To turn such a thing into industrial production seems unlikely.
Anyway, the next thing is quantum computing.
They probably mean to claim that the small one will be big, or in the case before us, the big one will be small...
Indeed, it will be very difficult for a new technology to fight an old technology that is still at the peak of its power and its hand is bent, it will have to run with all its might just to stay in place, relative to the silicon technology. However, when the silicon technology reaches the end of its power (which in the last thirty years it is always predicted that it will happen in the next ten years...) or only then will the new technology begin to show its power. After all, even the first transistors seemed like a dubious replacement for the successful tube technology as far as computers were concerned.
The article also talks about lower heat emission - an advantage.
If it is possible to build a layer upon a layer, then due to the "no heat", it seems to me that the excess density will result from the "multi-storey".
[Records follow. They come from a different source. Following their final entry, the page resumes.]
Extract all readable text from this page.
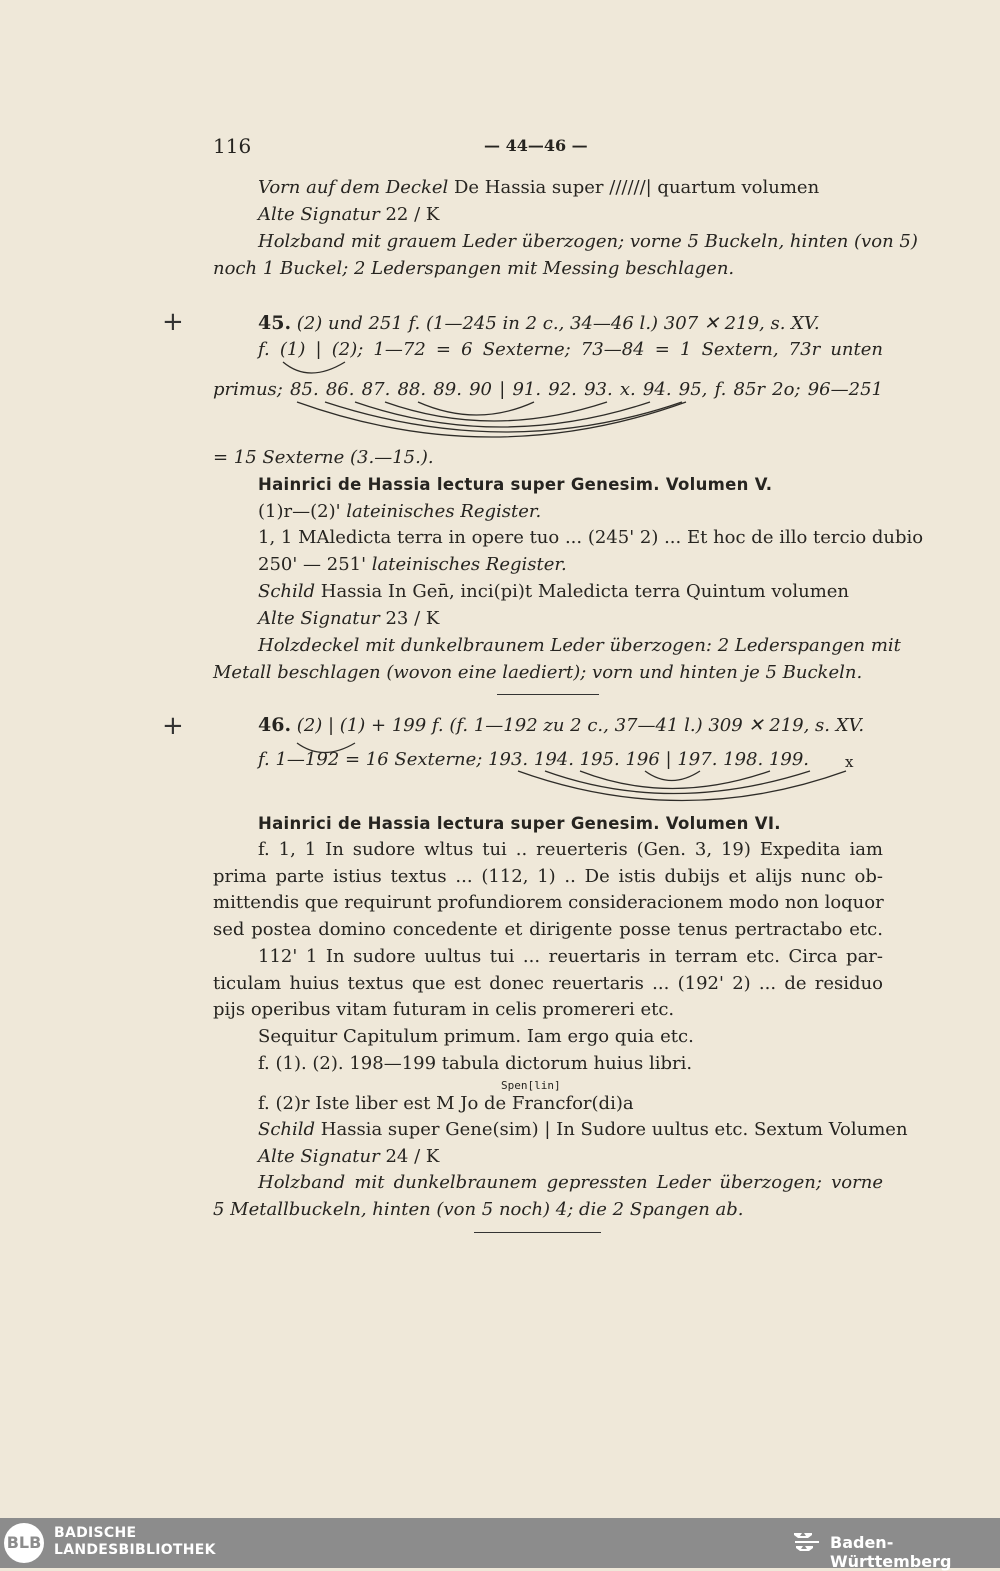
116	— 44—46 —
Vorn auf dem Deckel De Hassia super //////| quartum volumen
Alte Signatur 22 / K
Holzband mit grauem Leder überzogen; vorne 5 Buckeln, hinten (von 5)
noch 1 Buckel; 2 Lederspangen mit Messing beschlagen.
+	45. (2) und 251 f. (1—245 in 2 c., 34—46 l.) 307 ✕ 219, s. XV.
f. (1) | (2); 1—72 = 6 Sexterne; 73—84 = 1 Sextern, 73r unten
primus; 85. 86. 87. 88. 89. 90 | 91. 92. 93. x. 94. 95, f. 85r 2o; 96—251
= 15 Sexterne (3.—15.).
Hainrici de Hassia lectura super Genesim. Volumen V.
(1)r—(2)' lateinisches Register.
1, 1 MAledicta terra in opere tuo ... (245' 2) ... Et hoc de illo tercio dubio
250' — 251' lateinisches Register.
Schild Hassia In Gen̄, inci(pi)t Maledicta terra Quintum volumen
Alte Signatur 23 / K
Holzdeckel mit dunkelbraunem Leder überzogen: 2 Lederspangen mit
Metall beschlagen (wovon eine laediert); vorn und hinten je 5 Buckeln.
+	46. (2) | (1) + 199 f. (f. 1—192 zu 2 c., 37—41 l.) 309 ✕ 219, s. XV.
f. 1—192 = 16 Sexterne; 193. 194. 195. 196 | 197. 198. 199. x
Hainrici de Hassia lectura super Genesim. Volumen VI.
f. 1, 1 In sudore wltus tui .. reuerteris (Gen. 3, 19) Expedita iam
prima parte istius textus ... (112, 1) .. De istis dubijs et alijs nunc ob-
mittendis que requirunt profundiorem consideracionem modo non loquor
sed postea domino concedente et dirigente posse tenus pertractabo etc.
112' 1 In sudore uultus tui ... reuertaris in terram etc. Circa par-
ticulam huius textus que est donec reuertaris ... (192' 2) ... de residuo
pijs operibus vitam futuram in celis promereri etc.
Sequitur Capitulum primum. Iam ergo quia etc.
f. (1). (2). 198—199 tabula dictorum huius libri.
Spen[lin]
f. (2)r Iste liber est M Jo de Francfor(di)a
Schild Hassia super Gene(sim) | In Sudore uultus etc. Sextum Volumen
Alte Signatur 24 / K
Holzband mit dunkelbraunem gepressten Leder überzogen; vorne
5 Metallbuckeln, hinten (von 5 noch) 4; die 2 Spangen ab.
BLB BADISCHE
LANDESBIBLIOTHEK	Baden-Württemberg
Sounds fascinating, but maybe someone can explain to me if the size of the gold particles is a few nanometers, and the entire device is 1 micron by 20 microns, how is it better than a silicon chip from which Intel is currently producing wafers with a thickness of 22 nanometers, and they also say that they will be able to decrease by 10-20 The next few years even less so.
So I didn't understand how such a device is supposed to be a solution to the miniaturization problem if every such tube is orders of magnitude larger than a silicon wafer?